In 2005, you may gift as much as $11,000 a year to each child (or anyone you please) free of estate taxes. Any amounts over $11,000 per year are deducted from your lifetime gift exclusion. Check for current information.

Gifting to Children
There are two acts that allow you to contribute to investment accounts for the specific benefit of your child:

  • UTMA. The Uniform Transfers to Minors Act (UTMA) is offered in all states except South Carolina and Vermont.
  • UGMA. The Uniform Gifts to Minors Act (UGMA) is only offered in South Carolina and Vermont

Both accounts allow parents, grandparents, and even non-relatives to contribute an irrevocable gift to minors. This means that the account is set up in the child's name, and when the child comes of legal age (varies by state) he or she will receive the money and earned interest.

529 savings plans
Another way to gift assets is through a 529 state college savings plan. Parents or grandparents may designate money for their (grand) children's college education while benefiting from the following estate planing advantages:

  • In 2005 contributors may roll 529 plan contributions up five years for tax purposes-so instead of gifting $11,000 a year tax free, they may contribute up to $55,000 in one year
  • 529 contributions are no longer considered part of an estate, so they are not subject to estate taxes upon the account owner's death
  • Contributions may qualify for a state tax deduction
  • Earnings avoid state taxes
  • Earnings grow federal tax deferred
  • Earnings void taxes altogether when used for beneficiary's college tuition (taxed to beneficiary)
  • Should the beneficiary decide not to attend college, the account owner may name a new beneficiary or retain control of the assets (subject to a 10% penalty on earnings used for non-college related expenses)

Gifting to charity
The charitable remainder trust (CRT) allows a tax deduction for all assets set up in a trust as an eventual gift to a qualified U.S. charity. CRTs allow people with large estates to take advantage of a triple tax break: An income tax deduction, the avoidance of capital gains on highly appreciated assets, and no estate taxes on the charitable contribution upon your death.

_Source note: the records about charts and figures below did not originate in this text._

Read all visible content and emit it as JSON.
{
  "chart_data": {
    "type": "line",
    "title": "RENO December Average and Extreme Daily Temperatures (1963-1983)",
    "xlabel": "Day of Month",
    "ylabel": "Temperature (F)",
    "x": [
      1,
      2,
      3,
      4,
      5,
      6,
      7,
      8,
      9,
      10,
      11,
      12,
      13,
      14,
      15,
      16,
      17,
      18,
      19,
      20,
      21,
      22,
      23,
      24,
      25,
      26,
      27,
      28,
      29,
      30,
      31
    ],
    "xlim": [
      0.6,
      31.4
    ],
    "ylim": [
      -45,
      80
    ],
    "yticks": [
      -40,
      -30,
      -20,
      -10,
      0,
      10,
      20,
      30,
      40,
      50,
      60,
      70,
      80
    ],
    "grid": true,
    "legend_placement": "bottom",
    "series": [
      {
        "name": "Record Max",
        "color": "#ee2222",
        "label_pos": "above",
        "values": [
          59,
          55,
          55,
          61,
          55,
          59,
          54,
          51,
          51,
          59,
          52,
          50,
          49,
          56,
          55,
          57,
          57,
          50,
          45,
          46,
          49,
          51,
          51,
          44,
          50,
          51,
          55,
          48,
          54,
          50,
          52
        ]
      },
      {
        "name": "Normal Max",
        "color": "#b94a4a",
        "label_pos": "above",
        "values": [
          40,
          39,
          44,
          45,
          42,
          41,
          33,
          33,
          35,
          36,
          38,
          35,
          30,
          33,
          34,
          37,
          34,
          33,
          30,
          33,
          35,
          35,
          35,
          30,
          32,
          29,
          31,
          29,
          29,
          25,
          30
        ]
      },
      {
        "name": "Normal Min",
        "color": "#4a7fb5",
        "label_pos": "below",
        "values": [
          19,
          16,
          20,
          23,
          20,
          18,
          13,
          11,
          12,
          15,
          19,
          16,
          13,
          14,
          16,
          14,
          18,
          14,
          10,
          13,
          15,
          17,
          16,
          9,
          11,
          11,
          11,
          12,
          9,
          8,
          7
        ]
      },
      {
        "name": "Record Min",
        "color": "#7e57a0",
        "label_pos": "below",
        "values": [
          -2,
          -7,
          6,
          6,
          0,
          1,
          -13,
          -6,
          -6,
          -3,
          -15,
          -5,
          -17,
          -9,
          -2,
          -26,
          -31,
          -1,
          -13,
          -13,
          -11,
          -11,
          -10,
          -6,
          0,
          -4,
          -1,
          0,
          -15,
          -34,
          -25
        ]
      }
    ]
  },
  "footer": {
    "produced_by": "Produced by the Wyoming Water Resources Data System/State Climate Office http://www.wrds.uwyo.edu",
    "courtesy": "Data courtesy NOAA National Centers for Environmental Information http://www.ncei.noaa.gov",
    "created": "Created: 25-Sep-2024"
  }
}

The following are steps to setting up a CRT:

  1. Set up a CRT with low-income producing assets, such as highly appreciated stock
  2. You may take a tax deduction on the full value of the gifted assets in the year you set up the trust, or carry it forward over five years
  3. Have the trust sell the assets and reinvest the money in higher-income producing assets
  4. Set up an annuity schedule whereas the trust pays out a percentage of the account's assets, either for life or over a specified term
  5. After you pass on or the term ends, all assets remaining in the trust go to the charity(s) of your choice, avoiding any estate tax liability

A CRT allows you to offset the tax liability of a lump sum cash windfall, yet still receive a steady income throughout your life. Plus, in the end, what remains of your estate will transfer to the charity of your choice.